Since it is summer, I have some more free time to do the projects I neglect the other three seasons of the year. Also, since we had a long and enjoyable weekend with my parents, my younger child is currently comatose in his room. Finally, a friend of the older child invited him over to play. It really is the perfect day to clean out and reorganize things in my house.
One of the things we did this weekend was celebrate the two boys birthdays. Grandma and Grandpa M & J helped to flesh out our Imaginext connections. That kept the boys occupied all morning. Leading to the kitchen being rearranged this morning. I know the man of the house loved having to rediscover where the silverware got moved too. I just like to help keep his life interesting. :)
Then, after lunch. I put down the younger boy and sent the older son to the friends house mentioned earlier. Sorted the mountain of laundry that was on top of the day bed and started another load of clothes in the washer. Then, I carefully lifted the sheet that doubles as a dust ruffle from the side of the bed and started pulling out the various articles from beneath the bed. There were random rolls of wrapping paper, gift bags from the latest birthday party, Lego pieces, a couple of dusty socks. A box of sci-fi novels that are my uncles. I am sure a few of them could probably be classified as antiques. Maybe I will be making some Ebay postings after this.....
And then I found a box. It was marked with my name on it. It had about two inches of dust on the top; as did the rest of the things under the bed. I shoved some of the clutter away from me and then slowly opened the box.
Now, I don't consider my self a pack-rat. In fact, I would say I am more quick to get rid of something I think we don't need than I am to save something just in case. But when it comes to letters, or cards, or notes of encouragement.

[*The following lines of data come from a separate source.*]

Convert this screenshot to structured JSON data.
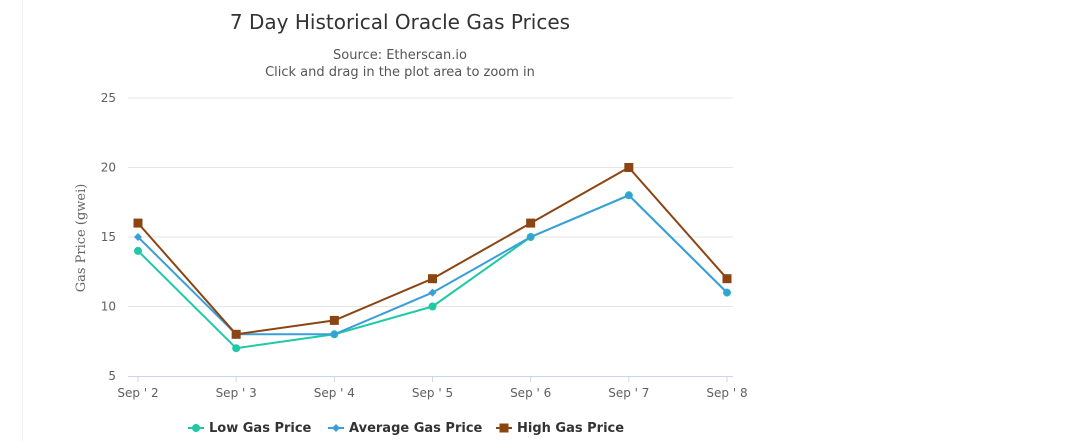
{
  "chart_data": {
    "type": "line",
    "title": "7 Day Historical Oracle Gas Prices",
    "subtitle": "Source: Etherscan.io",
    "subtitle2": "Click and drag in the plot area to zoom in",
    "xlabel": "",
    "ylabel": "Gas Price (gwei)",
    "categories": [
      "Sep ' 2",
      "Sep ' 3",
      "Sep ' 4",
      "Sep ' 5",
      "Sep ' 6",
      "Sep ' 7",
      "Sep ' 8"
    ],
    "ylim": [
      5,
      25
    ],
    "yticks": [
      "5",
      "10",
      "15",
      "20",
      "25"
    ],
    "grid": true,
    "legend_position": "bottom",
    "series": [
      {
        "name": "Low Gas Price",
        "color": "#1fc9a6",
        "marker": "circle",
        "values": [
          14,
          7,
          8,
          10,
          15,
          18,
          11
        ]
      },
      {
        "name": "Average Gas Price",
        "color": "#3a9fd8",
        "marker": "diamond",
        "values": [
          15,
          8,
          8,
          11,
          15,
          18,
          11
        ]
      },
      {
        "name": "High Gas Price",
        "color": "#8b4513",
        "marker": "square",
        "values": [
          16,
          8,
          9,
          12,
          16,
          20,
          12
        ]
      }
    ]
  }
}
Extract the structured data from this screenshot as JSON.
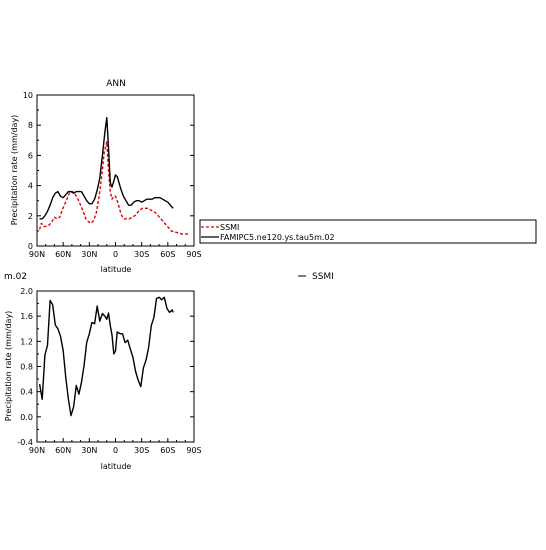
{
  "chart_data": [
    {
      "type": "line",
      "title": "ANN",
      "xlabel": "latitude",
      "ylabel": "Precipitation rate (mm/day)",
      "xlim": [
        90,
        -90
      ],
      "ylim": [
        0,
        10
      ],
      "x_ticks": [
        90,
        60,
        30,
        0,
        -30,
        -60,
        -90
      ],
      "x_tick_labels": [
        "90N",
        "60N",
        "30N",
        "0",
        "30S",
        "60S",
        "90S"
      ],
      "y_ticks": [
        0,
        2,
        4,
        6,
        8,
        10
      ],
      "y_tick_labels": [
        "0",
        "2",
        "4",
        "6",
        "8",
        "10"
      ],
      "legend": {
        "placement": "right",
        "entries": [
          "SSMI",
          "FAMIPC5.ne120.ys.tau5m.02"
        ]
      },
      "series": [
        {
          "name": "SSMI",
          "color": "#e00000",
          "dash": "dashed",
          "x": [
            87,
            85,
            82,
            79,
            76,
            73,
            70,
            67,
            64,
            61,
            58,
            55,
            52,
            49,
            46,
            43,
            40,
            37,
            34,
            31,
            28,
            25,
            22,
            19,
            16,
            13,
            10,
            8,
            6,
            4,
            2,
            0,
            -2,
            -4,
            -6,
            -8,
            -10,
            -13,
            -16,
            -19,
            -22,
            -25,
            -28,
            -31,
            -34,
            -37,
            -40,
            -43,
            -46,
            -49,
            -52,
            -55,
            -58,
            -61,
            -64,
            -67,
            -70,
            -73,
            -76,
            -79,
            -82,
            -85
          ],
          "y": [
            1.1,
            1.5,
            1.3,
            1.3,
            1.4,
            1.6,
            1.9,
            1.8,
            1.9,
            2.4,
            2.8,
            3.2,
            3.6,
            3.6,
            3.4,
            3.1,
            2.7,
            2.3,
            1.8,
            1.6,
            1.5,
            1.7,
            2.2,
            3.2,
            4.5,
            6.2,
            6.9,
            5.0,
            3.6,
            3.1,
            3.3,
            3.3,
            3.0,
            2.6,
            2.2,
            1.9,
            1.8,
            1.8,
            1.8,
            1.9,
            2.0,
            2.2,
            2.4,
            2.5,
            2.5,
            2.5,
            2.4,
            2.3,
            2.2,
            2.0,
            1.8,
            1.6,
            1.4,
            1.2,
            1.0,
            0.95,
            0.9,
            0.85,
            0.8,
            0.8,
            0.8,
            0.75
          ]
        },
        {
          "name": "FAMIPC5.ne120.ys.tau5m.02",
          "color": "#000000",
          "dash": "solid",
          "x": [
            87,
            84,
            81,
            78,
            75,
            72,
            69,
            66,
            63,
            60,
            57,
            54,
            51,
            48,
            45,
            42,
            39,
            36,
            33,
            30,
            27,
            24,
            21,
            18,
            15,
            12,
            10,
            8,
            6,
            4,
            2,
            0,
            -2,
            -4,
            -6,
            -9,
            -12,
            -15,
            -18,
            -21,
            -24,
            -27,
            -30,
            -33,
            -36,
            -39,
            -42,
            -45,
            -48,
            -51,
            -54,
            -57,
            -60,
            -63,
            -66
          ],
          "y": [
            1.8,
            1.8,
            2.0,
            2.3,
            2.7,
            3.2,
            3.5,
            3.6,
            3.3,
            3.2,
            3.4,
            3.6,
            3.6,
            3.5,
            3.6,
            3.6,
            3.6,
            3.3,
            3.0,
            2.8,
            2.8,
            3.1,
            3.7,
            4.5,
            6.0,
            7.6,
            8.5,
            6.5,
            4.2,
            3.9,
            4.3,
            4.7,
            4.6,
            4.2,
            3.8,
            3.3,
            3.0,
            2.7,
            2.7,
            2.9,
            3.0,
            3.0,
            2.9,
            3.0,
            3.1,
            3.1,
            3.1,
            3.2,
            3.2,
            3.2,
            3.1,
            3.0,
            2.9,
            2.7,
            2.5
          ]
        }
      ]
    },
    {
      "type": "line",
      "title_fragment": "m.02",
      "legend_fragment": "SSMI",
      "xlabel": "latitude",
      "ylabel": "Precipitation rate (mm/day)",
      "xlim": [
        90,
        -90
      ],
      "ylim": [
        -0.4,
        2.0
      ],
      "x_ticks": [
        90,
        60,
        30,
        0,
        -30,
        -60,
        -90
      ],
      "x_tick_labels": [
        "90N",
        "60N",
        "30N",
        "0",
        "30S",
        "60S",
        "90S"
      ],
      "y_ticks": [
        -0.4,
        0.0,
        0.4,
        0.8,
        1.2,
        1.6,
        2.0
      ],
      "y_tick_labels": [
        "-0.4",
        "0.0",
        "0.4",
        "0.8",
        "1.2",
        "1.6",
        "2.0"
      ],
      "series": [
        {
          "color": "#000000",
          "dash": "solid",
          "x": [
            87,
            84,
            81,
            78,
            75,
            72,
            69,
            66,
            63,
            60,
            57,
            54,
            51,
            48,
            45,
            42,
            39,
            36,
            33,
            30,
            27,
            24,
            21,
            18,
            15,
            12,
            10,
            8,
            6,
            4,
            2,
            0,
            -2,
            -4,
            -6,
            -8,
            -11,
            -14,
            -17,
            -20,
            -23,
            -26,
            -29,
            -32,
            -35,
            -38,
            -41,
            -44,
            -47,
            -50,
            -53,
            -56,
            -59,
            -62,
            -65,
            -66
          ],
          "y": [
            0.52,
            0.28,
            0.98,
            1.14,
            1.85,
            1.78,
            1.46,
            1.4,
            1.28,
            1.05,
            0.62,
            0.28,
            0.02,
            0.16,
            0.5,
            0.36,
            0.55,
            0.82,
            1.18,
            1.32,
            1.5,
            1.48,
            1.76,
            1.52,
            1.64,
            1.6,
            1.55,
            1.65,
            1.45,
            1.3,
            1.0,
            1.05,
            1.35,
            1.33,
            1.32,
            1.32,
            1.18,
            1.22,
            1.08,
            0.95,
            0.72,
            0.58,
            0.48,
            0.78,
            0.9,
            1.1,
            1.45,
            1.58,
            1.88,
            1.9,
            1.86,
            1.9,
            1.72,
            1.66,
            1.7,
            1.66
          ]
        }
      ]
    }
  ]
}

My desire for less clutter gets shut down faster than a drunken Disney character. I do occasionally go through my letter collection and prune out the ones that either I don't remember the person, or there is no sentimental value left in the card for me. Those two criteria usually go hand in hand. But some letters, no matter how old, will always stay in my collection.
For example, I found all the love letters that my darling husband sent to me while we were in college. They are such tender reminders of our early courtship. We were so young and idealistic than. Sigh, we were so naive back then. My eyes were watering as I read some of the little notes and remembered the excitement we had for each other at that time.
I also found a lot of birthday cards from the years. Most of the ones from my grandparents included notes about their lives at that time. Most of it didn't make sense then, nor do I know what it means now. But the words of love and encouragement helped shape me into who I am today. And especially the words of my maternal grandparents mean a lot to me as both have passed on to be with Jesus.
I found a lot of notes of encouragement. One didn't even have a name on it. But all of them encouraged me to stay strong in the Lord. To keep seeking God's direction in my life. To hold on to the promise that God would do great things in my life as I remained faithful to His word. Now, my much younger self had a very different idea of what "do great things in the Lord" meant than what I do now.
Previously, I thought that meant I would go on to work in Washington D.C. as a lobbyist for some Christian rights group. Now, I am a lobbyists for my two boys as I make sure they get the best social experiences possible. Previously, I thought I would go on to sing first soprano in a prestigious collegiate choir. Now, I just want to sing honest and open praises to God. It doesn't matter if anyone sees me or hears me. Previously, I wanted to be up front and out there for everybody to see the great things I was doing in God's name. Now, I just want to do what God would have me to do so Christ's name would be glorified.
It's all been a matter of perspective for me. In the past 25 years that have been a Christian, the Lord has taken me from a young, selfish little girl, to an adolescent more obsessed with what people thought of me than what God thought of me into a woman who desires to serve the Lord, however He wants me to do that.
I will close this long post with a quote I heard recently. I am not sure who originally said it, but here is my version: Thank God I am no longer who I once was, and I thank God that I am not yet who I will be.
Blessings to all of you as you continue towards who God will have you to be.